Highly precise individual parts with complex geometries
Pascal Leimer's vision is becoming reality: He and his employees are now producing highly precise individual components with complex geometries on the Kern Micro Vario, such as medical instruments, implants, optomechanical assemblies, and inverters for e-mobility – from aluminum, titanium, and stainless steels as well as from hardened tool steels.
A specialty of Leiko is still the production of prototypes or small series of up to five components. "Thanks to our highly qualified employees, the high depth of manufacturing, and short decision-making paths, we can deliver such workpieces with manageable complexity from one day to the next. But we also usually manage to produce highly complex watch parts with a delivery time of one to two weeks. Always in close coordination with the customer."
Quality values with tolerances in diameter +/-2 µm, position +/-0.5 µm, and form/position +/-3 µm, as well as surface finishes of Ra = 0.6 µm were previously hardly economically feasible at Leiko. Since the Kern Micro Vario has been in the hall, this is no longer a problem according to Pascal Leimer. He rather mentions process-safe achievable tolerance values in diameter +/-0.5 µm, position +/-0.3 µm, and form/position +/-3 µm, as well as surface qualities of Ra = 0.1 µm.
New in the portfolio: Series production up to 1000 pieces

According to Leimer, the process-safe adherence to high precision works not only for individual parts but also in series. This is important as Leiko now also includes the production of small to medium batch sizes in its portfolio. Thus, the fully automated Kern Micro Vario pays off not only during the day. Equipped with an Erowa robot ERC 80 complete with ITS 148 pallet system, it operates unmanned during the late and night shifts, as well as entire weekends.
During this time, it produces error-free µm-precise components such as so-called tourbillons (balance weights) or watch plates, of which premium watch manufacturers order up to 1000 pieces.

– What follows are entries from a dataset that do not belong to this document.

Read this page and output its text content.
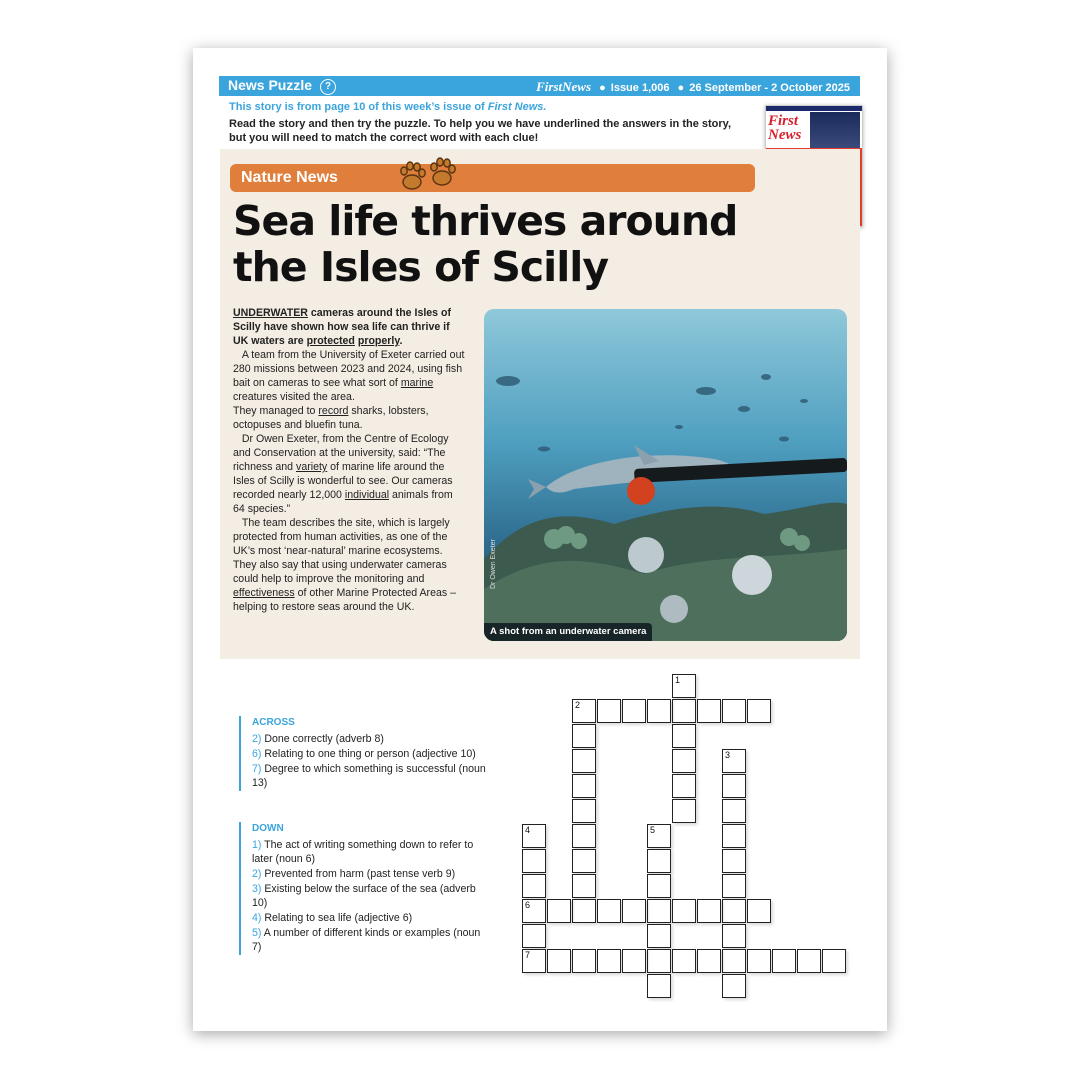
News Puzzle ?	FirstNews ● Issue 1,006 ● 26 September - 2 October 2025
This story is from page 10 of this week’s issue of First News.
Read the story and then try the puzzle. To help you we have underlined the answers in the story, but you will need to match the correct word with each clue!
First
News
Nature News
Sea life thrives around the Isles of Scilly

UNDERWATER cameras around the Isles of Scilly have shown how sea life can thrive if UK waters are protected properly.

A team from the University of Exeter carried out 280 missions between 2023 and 2024, using fish bait on cameras to see what sort of marine creatures visited the area.

They managed to record sharks, lobsters, octopuses and bluefin tuna.

Dr Owen Exeter, from the Centre of Ecology and Conservation at the university, said: “The richness and variety of marine life around the Isles of Scilly is wonderful to see. Our cameras recorded nearly 12,000 individual animals from 64 species.”

The team describes the site, which is largely protected from human activities, as one of the UK’s most ‘near-natural’ marine ecosystems. They also say that using underwater cameras could help to improve the monitoring and effectiveness of other Marine Protected Areas – helping to restore seas around the UK.

Dr Owen Exeter
A shot from an underwater camera
ACROSS
2) Done correctly (adverb 8)
6) Relating to one thing or person (adjective 10)
7) Degree to which something is successful (noun 13)
DOWN
1) The act of writing something down to refer to later (noun 6)
2) Prevented from harm (past tense verb 9)
3) Existing below the surface of the sea (adverb 10)
4) Relating to sea life (adjective 6)
5) A number of different kinds or examples (noun 7)
1
2
3
4
6
7
5
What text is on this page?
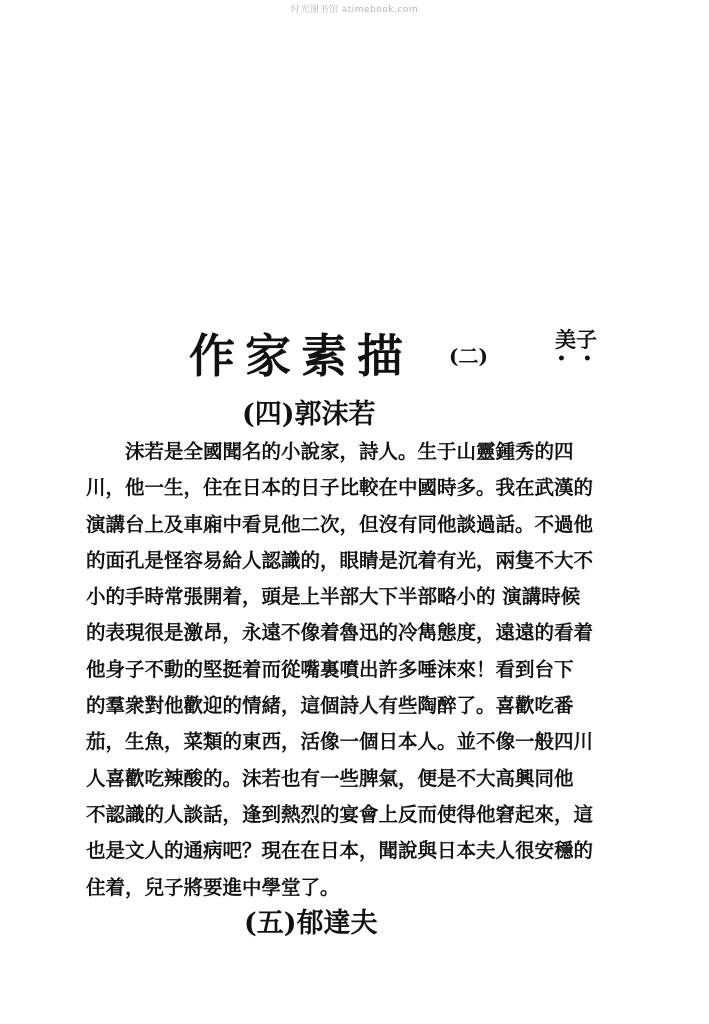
时光图书馆 atimebook.com
作家素描 (二)
美子
• •
(四)郭沫若
沫若是全國聞名的小說家，詩人。生于山靈鍾秀的四
川，他一生，住在日本的日子比較在中國時多。我在武漢的
演講台上及車廂中看見他二次，但沒有同他談過話。不過他
的面孔是怪容易給人認識的，眼睛是沉着有光，兩隻不大不
小的手時常張開着，頭是上半部大下半部略小的 演講時候
的表現很是激昂，永遠不像着魯迅的冷雋態度，遠遠的看着
他身子不動的堅挺着而從嘴裏噴出許多唾沫來！看到台下
的羣衆對他歡迎的情緒，這個詩人有些陶醉了。喜歡吃番
茄，生魚，菜類的東西，活像一個日本人。並不像一般四川
人喜歡吃辣酸的。沫若也有一些脾氣，便是不大高興同他
不認識的人談話，逢到熱烈的宴會上反而使得他窘起來，這
也是文人的通病吧？現在在日本，聞說與日本夫人很安穩的
住着，兒子將要進中學堂了。
(五)郁達夫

Even individual parts and small series are produced unmanned by the Swiss contract manufacturer, thanks to the integrated Batch Process Manager (BPM) in the Heidenhain control TNC 640, an easy-to-use job management system. Polymechanic Kevin Riccius only inputs the first part of a small series, loads the workpiece changer, and starts the BPM. This then checks whether all necessary tools with sufficient 'stand time' are available in the tool changer, optimizes the processes, and calculates the total runtime – regardless of whether one or various products need to be processed unmanned.
Reliable production in unmanned shifts

Kevin Riccius usually presses the start button for automated production shortly before the end of his working hours. Then he goes home and can – as he reports – now also sleep well: "Before we had the Kern machine, it was different. There was usually a hope and fear whether everything would go well. With our Kern Micro Vario, that's no longer a question. I know that everything fits."
The next morning, Riccius collects the parts, inspects them, and is pleased that he can always demonstrate a zero-defect rate.
And should a tool break actually happen, the machine does not just stop. "The BPM ejects the 'problem part' and continues with a new part and a 'sister tool'. That's really brilliant," both Kevin Riccius and Pascal Leimer are pleased.